Monday, January 31, 2011

Where are the female Wikipedia contributors?

According to this New York Times article, only 13% of the Wikipedia contributor base is women. What's up with that? The article quotes one of my heroes, Jane Margolis, co-author of a book on sexism in computer science, “Unlocking the Clubhouse." Margolis says that Wikipedia is experiencing the same problems as the offline world, where women are less willing to assert their opinions in public. What has happened to us women? Why have we become such wimps?

Is the Wikipedia contribution process so fraught with competitiveness that women are intimidated? Are women less interested in showing off how much they know? Are they too busy in the real world with jobs, families, and social lives? Do they object to writing articles for no pay? I don't know. I'm really baffled.
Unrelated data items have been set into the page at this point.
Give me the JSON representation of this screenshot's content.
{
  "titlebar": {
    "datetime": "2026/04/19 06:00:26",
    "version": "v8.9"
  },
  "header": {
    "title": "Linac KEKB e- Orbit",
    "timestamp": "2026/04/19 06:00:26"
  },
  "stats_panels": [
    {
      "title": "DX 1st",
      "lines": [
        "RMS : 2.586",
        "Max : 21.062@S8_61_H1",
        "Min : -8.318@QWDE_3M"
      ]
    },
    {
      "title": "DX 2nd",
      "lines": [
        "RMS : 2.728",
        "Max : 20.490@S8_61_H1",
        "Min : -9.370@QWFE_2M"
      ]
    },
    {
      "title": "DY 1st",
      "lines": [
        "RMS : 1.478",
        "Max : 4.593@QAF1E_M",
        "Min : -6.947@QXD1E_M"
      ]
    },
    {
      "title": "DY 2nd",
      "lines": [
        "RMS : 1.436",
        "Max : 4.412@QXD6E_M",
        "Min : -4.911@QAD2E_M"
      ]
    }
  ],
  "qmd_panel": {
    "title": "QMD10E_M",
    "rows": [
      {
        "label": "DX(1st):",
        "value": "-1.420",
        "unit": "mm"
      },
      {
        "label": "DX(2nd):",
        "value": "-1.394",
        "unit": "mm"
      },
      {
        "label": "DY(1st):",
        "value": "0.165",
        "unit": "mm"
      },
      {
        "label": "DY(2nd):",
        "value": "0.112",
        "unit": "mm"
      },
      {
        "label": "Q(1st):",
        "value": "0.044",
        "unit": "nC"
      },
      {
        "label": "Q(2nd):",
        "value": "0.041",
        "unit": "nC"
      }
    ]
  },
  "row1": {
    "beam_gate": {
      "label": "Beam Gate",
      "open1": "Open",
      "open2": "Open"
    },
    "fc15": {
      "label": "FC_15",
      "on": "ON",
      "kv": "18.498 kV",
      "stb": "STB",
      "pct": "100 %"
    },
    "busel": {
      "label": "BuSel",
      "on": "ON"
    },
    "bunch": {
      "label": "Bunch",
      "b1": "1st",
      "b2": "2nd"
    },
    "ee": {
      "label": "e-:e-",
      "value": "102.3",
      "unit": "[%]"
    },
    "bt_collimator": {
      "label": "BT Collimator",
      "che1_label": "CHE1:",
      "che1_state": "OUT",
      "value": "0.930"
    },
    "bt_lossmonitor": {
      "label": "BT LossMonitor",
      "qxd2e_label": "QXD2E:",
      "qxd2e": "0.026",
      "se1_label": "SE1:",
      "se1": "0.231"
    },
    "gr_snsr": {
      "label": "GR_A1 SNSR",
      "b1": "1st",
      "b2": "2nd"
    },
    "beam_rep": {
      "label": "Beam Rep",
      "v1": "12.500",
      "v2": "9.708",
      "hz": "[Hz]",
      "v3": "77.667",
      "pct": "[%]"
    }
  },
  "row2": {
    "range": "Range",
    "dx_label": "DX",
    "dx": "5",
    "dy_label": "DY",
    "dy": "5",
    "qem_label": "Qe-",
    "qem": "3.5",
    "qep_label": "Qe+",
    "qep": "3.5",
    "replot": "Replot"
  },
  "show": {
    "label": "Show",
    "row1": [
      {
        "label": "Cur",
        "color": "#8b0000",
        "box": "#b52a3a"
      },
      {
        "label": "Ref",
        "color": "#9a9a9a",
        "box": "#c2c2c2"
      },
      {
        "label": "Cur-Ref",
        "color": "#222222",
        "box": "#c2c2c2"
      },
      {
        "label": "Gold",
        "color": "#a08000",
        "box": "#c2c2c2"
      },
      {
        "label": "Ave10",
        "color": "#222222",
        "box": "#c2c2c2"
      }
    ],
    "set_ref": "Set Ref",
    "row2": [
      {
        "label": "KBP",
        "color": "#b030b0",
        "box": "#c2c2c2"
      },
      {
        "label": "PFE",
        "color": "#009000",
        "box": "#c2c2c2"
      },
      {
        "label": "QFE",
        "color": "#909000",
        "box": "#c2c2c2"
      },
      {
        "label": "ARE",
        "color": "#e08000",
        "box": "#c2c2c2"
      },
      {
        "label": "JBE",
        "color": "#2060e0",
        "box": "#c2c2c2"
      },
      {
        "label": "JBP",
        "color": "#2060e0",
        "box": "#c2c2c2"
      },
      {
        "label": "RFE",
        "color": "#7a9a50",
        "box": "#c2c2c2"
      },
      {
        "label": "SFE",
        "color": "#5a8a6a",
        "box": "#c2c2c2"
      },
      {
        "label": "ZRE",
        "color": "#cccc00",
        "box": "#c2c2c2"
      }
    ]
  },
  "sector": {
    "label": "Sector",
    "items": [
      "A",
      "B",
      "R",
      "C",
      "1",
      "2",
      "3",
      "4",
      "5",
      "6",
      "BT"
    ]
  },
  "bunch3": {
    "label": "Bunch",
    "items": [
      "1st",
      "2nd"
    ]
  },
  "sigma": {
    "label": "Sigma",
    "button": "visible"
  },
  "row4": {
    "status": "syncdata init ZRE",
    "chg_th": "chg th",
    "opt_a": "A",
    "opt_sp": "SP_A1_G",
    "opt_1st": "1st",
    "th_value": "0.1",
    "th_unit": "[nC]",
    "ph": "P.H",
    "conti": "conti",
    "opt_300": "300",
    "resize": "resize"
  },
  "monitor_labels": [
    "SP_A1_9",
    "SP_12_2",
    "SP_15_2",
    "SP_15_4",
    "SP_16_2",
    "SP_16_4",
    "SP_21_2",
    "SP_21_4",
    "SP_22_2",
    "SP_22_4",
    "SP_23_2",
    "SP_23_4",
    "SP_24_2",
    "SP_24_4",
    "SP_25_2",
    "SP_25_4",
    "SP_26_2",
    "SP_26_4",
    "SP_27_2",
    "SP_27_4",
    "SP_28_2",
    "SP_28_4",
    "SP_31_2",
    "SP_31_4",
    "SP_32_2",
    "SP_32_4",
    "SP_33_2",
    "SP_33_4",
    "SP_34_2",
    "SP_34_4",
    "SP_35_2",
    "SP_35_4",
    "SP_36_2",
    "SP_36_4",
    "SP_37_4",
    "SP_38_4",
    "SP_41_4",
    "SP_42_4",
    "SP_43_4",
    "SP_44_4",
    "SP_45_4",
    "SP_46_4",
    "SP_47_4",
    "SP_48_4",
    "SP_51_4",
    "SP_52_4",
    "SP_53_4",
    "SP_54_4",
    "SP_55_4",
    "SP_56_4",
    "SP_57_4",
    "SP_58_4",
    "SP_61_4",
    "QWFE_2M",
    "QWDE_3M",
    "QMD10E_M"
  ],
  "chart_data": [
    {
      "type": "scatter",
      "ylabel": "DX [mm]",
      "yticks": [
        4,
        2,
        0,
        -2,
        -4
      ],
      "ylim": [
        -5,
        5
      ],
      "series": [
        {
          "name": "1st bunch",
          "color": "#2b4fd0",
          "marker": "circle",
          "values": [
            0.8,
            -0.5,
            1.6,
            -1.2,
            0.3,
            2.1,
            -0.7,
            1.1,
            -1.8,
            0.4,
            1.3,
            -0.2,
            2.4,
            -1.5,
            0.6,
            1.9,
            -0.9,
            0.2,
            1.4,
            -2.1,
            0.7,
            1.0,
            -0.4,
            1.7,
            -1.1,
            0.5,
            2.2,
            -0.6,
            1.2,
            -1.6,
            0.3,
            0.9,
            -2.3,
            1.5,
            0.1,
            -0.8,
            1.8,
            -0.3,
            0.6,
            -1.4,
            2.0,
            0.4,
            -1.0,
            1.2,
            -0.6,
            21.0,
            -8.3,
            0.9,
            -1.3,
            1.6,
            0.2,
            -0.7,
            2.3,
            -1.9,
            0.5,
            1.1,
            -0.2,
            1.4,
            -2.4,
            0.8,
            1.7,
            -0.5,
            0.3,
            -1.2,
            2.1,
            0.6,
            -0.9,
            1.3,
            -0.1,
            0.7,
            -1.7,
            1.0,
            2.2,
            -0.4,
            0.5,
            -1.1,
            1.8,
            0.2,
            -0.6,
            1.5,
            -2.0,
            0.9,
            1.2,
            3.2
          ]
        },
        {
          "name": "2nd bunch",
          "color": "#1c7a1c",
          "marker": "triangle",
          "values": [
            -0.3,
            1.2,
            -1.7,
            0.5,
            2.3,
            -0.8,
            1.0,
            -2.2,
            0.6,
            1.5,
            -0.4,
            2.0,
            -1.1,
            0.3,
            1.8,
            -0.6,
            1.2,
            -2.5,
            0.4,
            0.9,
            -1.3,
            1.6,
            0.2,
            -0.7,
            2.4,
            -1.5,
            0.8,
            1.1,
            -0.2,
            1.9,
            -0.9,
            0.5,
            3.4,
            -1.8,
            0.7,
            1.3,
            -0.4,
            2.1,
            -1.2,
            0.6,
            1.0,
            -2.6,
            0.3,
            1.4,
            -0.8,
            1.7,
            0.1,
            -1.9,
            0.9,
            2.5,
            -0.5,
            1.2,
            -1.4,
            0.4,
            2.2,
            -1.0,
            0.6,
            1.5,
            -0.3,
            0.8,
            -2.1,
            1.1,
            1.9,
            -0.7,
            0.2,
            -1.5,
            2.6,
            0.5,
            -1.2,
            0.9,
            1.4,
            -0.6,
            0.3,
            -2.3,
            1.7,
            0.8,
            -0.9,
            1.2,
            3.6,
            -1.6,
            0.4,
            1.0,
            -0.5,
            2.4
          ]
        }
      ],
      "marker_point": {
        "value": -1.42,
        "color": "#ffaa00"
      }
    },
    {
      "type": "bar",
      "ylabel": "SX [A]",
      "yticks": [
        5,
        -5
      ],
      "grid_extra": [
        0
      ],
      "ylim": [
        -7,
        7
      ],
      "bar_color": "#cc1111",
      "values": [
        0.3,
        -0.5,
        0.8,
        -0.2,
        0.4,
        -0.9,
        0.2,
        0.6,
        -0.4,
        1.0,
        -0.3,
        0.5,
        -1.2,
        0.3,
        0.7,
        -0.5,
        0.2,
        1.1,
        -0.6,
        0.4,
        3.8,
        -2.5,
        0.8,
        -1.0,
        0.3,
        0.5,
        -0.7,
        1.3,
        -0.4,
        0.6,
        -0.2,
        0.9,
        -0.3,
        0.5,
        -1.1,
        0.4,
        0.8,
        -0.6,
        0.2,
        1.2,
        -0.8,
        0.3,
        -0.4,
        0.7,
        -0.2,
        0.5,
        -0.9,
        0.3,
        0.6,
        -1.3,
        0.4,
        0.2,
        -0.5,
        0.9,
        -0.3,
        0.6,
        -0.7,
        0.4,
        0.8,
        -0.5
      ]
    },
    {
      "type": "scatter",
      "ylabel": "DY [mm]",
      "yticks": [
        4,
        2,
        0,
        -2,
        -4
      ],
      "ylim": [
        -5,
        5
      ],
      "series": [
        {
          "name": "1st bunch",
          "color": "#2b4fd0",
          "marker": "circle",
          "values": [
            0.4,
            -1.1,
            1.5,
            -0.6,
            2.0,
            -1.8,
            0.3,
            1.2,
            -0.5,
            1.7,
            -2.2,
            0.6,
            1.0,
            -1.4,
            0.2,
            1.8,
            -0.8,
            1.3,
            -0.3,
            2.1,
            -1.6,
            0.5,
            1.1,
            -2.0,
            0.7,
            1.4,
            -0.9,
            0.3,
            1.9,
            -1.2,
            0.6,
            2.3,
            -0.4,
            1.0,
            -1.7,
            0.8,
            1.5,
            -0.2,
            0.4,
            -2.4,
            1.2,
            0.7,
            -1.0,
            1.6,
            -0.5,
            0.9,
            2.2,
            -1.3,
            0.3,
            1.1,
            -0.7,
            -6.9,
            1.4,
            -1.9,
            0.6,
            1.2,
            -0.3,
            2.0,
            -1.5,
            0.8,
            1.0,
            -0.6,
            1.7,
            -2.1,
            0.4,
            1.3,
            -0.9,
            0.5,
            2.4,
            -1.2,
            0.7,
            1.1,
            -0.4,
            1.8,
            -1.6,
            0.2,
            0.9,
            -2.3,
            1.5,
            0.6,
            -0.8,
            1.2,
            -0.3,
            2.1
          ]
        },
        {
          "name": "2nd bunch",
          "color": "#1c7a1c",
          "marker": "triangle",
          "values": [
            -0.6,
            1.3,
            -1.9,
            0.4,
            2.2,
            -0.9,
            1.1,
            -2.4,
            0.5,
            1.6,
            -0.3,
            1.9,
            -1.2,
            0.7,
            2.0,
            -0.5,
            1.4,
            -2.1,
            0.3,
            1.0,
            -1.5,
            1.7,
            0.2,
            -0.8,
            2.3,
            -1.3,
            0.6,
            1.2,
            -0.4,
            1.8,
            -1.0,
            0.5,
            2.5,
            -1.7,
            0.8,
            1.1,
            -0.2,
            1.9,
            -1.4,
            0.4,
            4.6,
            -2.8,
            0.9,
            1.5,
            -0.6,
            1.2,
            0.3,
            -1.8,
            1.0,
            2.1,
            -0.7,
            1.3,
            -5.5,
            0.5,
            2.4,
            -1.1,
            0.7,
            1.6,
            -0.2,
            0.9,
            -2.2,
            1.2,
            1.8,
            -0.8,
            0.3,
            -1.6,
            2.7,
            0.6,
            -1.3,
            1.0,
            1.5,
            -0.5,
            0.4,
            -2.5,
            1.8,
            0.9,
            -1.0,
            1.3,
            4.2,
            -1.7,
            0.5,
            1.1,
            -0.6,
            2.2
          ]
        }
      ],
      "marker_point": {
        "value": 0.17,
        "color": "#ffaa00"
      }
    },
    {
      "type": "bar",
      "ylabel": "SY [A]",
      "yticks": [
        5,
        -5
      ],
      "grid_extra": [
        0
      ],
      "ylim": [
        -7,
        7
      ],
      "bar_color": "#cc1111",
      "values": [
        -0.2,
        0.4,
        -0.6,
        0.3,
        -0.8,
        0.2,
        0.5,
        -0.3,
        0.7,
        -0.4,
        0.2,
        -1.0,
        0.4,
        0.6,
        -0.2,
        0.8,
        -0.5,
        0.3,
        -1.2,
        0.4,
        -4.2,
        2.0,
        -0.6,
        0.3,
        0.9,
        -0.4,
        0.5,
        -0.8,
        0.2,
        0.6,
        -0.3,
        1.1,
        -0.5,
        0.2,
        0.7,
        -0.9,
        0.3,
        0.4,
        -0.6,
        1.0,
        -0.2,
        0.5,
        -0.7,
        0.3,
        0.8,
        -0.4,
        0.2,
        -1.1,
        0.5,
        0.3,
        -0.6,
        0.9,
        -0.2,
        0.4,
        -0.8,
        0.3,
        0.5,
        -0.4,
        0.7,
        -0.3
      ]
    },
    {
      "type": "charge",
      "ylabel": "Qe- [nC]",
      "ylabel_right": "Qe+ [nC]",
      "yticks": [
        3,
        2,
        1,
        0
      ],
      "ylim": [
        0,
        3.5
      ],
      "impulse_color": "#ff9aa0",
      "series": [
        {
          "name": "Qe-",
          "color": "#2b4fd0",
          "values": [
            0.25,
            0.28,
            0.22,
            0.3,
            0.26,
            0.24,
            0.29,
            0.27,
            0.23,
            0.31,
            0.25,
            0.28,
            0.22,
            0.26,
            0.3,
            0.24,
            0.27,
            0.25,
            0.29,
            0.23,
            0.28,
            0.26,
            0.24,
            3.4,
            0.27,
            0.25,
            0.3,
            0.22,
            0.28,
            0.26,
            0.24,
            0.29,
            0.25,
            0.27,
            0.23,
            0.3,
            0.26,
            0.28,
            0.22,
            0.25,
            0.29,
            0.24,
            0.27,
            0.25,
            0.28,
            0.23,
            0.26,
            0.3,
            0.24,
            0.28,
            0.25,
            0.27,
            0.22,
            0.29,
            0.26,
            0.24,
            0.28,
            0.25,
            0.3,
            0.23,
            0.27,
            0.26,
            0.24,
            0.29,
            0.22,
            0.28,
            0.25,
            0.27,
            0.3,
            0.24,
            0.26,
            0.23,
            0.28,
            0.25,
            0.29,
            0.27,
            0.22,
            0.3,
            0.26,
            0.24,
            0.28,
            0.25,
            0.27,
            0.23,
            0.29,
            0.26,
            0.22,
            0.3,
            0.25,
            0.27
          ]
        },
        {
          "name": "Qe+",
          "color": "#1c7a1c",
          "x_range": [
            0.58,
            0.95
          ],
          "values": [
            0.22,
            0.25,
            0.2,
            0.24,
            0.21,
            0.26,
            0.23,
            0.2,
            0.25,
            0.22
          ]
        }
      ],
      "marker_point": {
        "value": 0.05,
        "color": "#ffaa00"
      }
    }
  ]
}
I admit I don't contribute to Wikipedia either, though I'm an avid user. My excuse? Um, the process actually does intimidate me a bit. Plus I'm not interested in getting into arguments about the typical things that get argued in my field. Who really cares what OSI layer ARP runs at, or whether ping stands for Packet Internet Groper? Also, if I spend a lot of time researching and writing on a topic, I don't want my work to get edited by somebody who likely knows less than me. Sorry if that sounds arrogant. It sounds a little like a man, actually, doesn't it? :-)

1 comment:

  1. I agree with you in that " I don't want my work to get edited by somebody who likely knows less than me", specially with no discusion behind that edition. Maybe women would be more likely to "collaborate" if we could really discuss the points in the article, make agreements and then write it. Based on your statement, I think it would be nice to see how many women write articles that are not likely to be edited by someone else like blogs, magazine articles, etc.